Il duo di Uppsala, già in combutta nei sordidi e ben più brutali Morbid Illusion, diventa qui l’artefice di un processo alchemico dagli esiti difficili da prevedere, in cui una serie di influenze più o meno riconoscibili creano dei legami chimici affascinanti e sempre pronti a trasmutare il contenuto della proposta, la quale ha tutto del senso di audacia, libertà e vitalità di una band esordiente e con tantissime idee per la testa. Che i Floating siano cresciuti nella Svezia di Tribulation e Morbus Chron/Sweven, ad esempio, è lampante, con vari orditi prog rock (spesso simil-acustici o dal sapore agreste) a germogliare da una base inquieta ed estrema, ma ciò non significa che le suddette parentesi ricalchino pedissequamente quelle degli autori di “The Formulas of Death” o di “The Eternal Resonance”, anche perché il contesto in cui si materializzano è decisamente più acido ed obliquo; quasi una versione ‘sorniona’ di Ulcerate e Gorguts, la quale sceglie di non replicarne la complessità e la pesantezza in favore di un approccio più snello e asciutto, memore del primitivismo degli Autopsy. Infine, assolutamente centrali nello sviluppo e nella costruzione del suono, ecco subentrare una lunga serie di richiami al mondo post-punk/goth rock degli anni Ottanta e al relativo immaginario dolciastro e apocalittico, fra intelaiature ritmiche che potrebbero benissimo provenire da un disco dei Killing Joke e ricami chitarristici da cui è evidente come Joy Divisions e The Cure siano molto più che ascolti occasionali, per il progetto scandinavo.
Detto così, l’insieme potrebbe sembrare azzardato e confusionario, ma se ciò corrispondesse al vero non staremmo parlando di “The Waves…” in questi termini: al contrario, il grande merito di Arvid Sjödin e Andreas Hörmark è proprio quello di essere riusciti a riunire elementi distanti fra loro sotto un cappello di coerenza e spontaneità, facendo della tracklist un flusso pimpante che, fin dalla fantastica opener “The Seep”, non esita a svelare dei numeri da fuoriclasse e una profonda cura per i dettagli (si senta anche la produzione).

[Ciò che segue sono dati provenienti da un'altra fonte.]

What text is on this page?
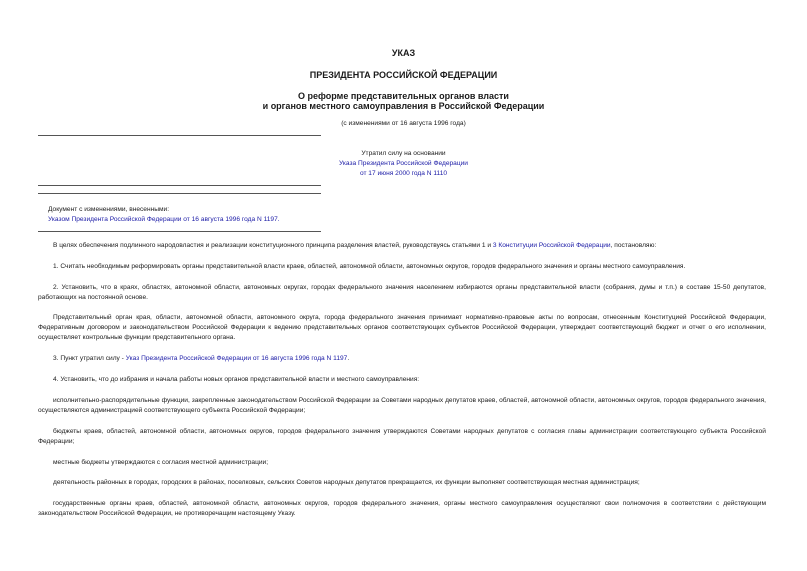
УКАЗ
ПРЕЗИДЕНТА РОССИЙСКОЙ ФЕДЕРАЦИИ
О реформе представительных органов власти
и органов местного самоуправления в Российской Федерации
(с изменениями от 16 августа 1996 года)
Утратил силу на основании
Указа Президента Российской Федерации
от 17 июня 2000 года N 1110
Документ с изменениями, внесенными:
Указом Президента Российской Федерации от 16 августа 1996 года N 1197.
В целях обеспечения подлинного народовластия и реализации конституционного принципа разделения властей, руководствуясь статьями 1 и 3 Конституции Российской Федерации, постановляю:
1. Считать необходимым реформировать органы представительной власти краев, областей, автономной области, автономных округов, городов федерального значения и органы местного самоуправления.
2. Установить, что в краях, областях, автономной области, автономных округах, городах федерального значения населением избираются органы представительной власти (собрания, думы и т.п.) в составе 15-50 депутатов, работающих на постоянной основе.
Представительный орган края, области, автономной области, автономного округа, города федерального значения принимает нормативно-правовые акты по вопросам, отнесенным Конституцией Российской Федерации, Федеративным договором и законодательством Российской Федерации к ведению представительных органов соответствующих субъектов Российской Федерации, утверждает соответствующий бюджет и отчет о его исполнении, осуществляет контрольные функции представительного органа.
3. Пункт утратил силу - Указ Президента Российской Федерации от 16 августа 1996 года N 1197.
4. Установить, что до избрания и начала работы новых органов представительной власти и местного самоуправления:
исполнительно-распорядительные функции, закрепленные законодательством Российской Федерации за Советами народных депутатов краев, областей, автономной области, автономных округов, городов федерального значения, осуществляются администрацией соответствующего субъекта Российской Федерации;
бюджеты краев, областей, автономной области, автономных округов, городов федерального значения утверждаются Советами народных депутатов с согласия главы администрации соответствующего субъекта Российской Федерации;
местные бюджеты утверждаются с согласия местной администрации;
деятельность районных в городах, городских в районах, поселковых, сельских Советов народных депутатов прекращается, их функции выполняет соответствующая местная администрация;
государственные органы краев, областей, автономной области, автономных округов, городов федерального значения, органы местного самоуправления осуществляют свои полномочия в соответствии с действующим законодательством Российской Федерации, не противоречащим настоящему Указу.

Da quel momento possiamo dire che non si torni più indietro, cullati da una proposta ora sghemba, ora malinconica, eppure sempre perfettamente dosata, abile a contenersi in una durata sostenibilissima (poco più di mezz’ora) per concentrare al meglio le proprie forze.
Un attestato di cuore e ingegno che la conclusiva “The Floating Horror”, interamente strumentale, sigla in un’escalation di melodie una più intensa e bella dell’altra (vi ricordate “Terminus”?), sancendo un disco ambizioso, insolito e – una volta tanto – davvero sorprendente.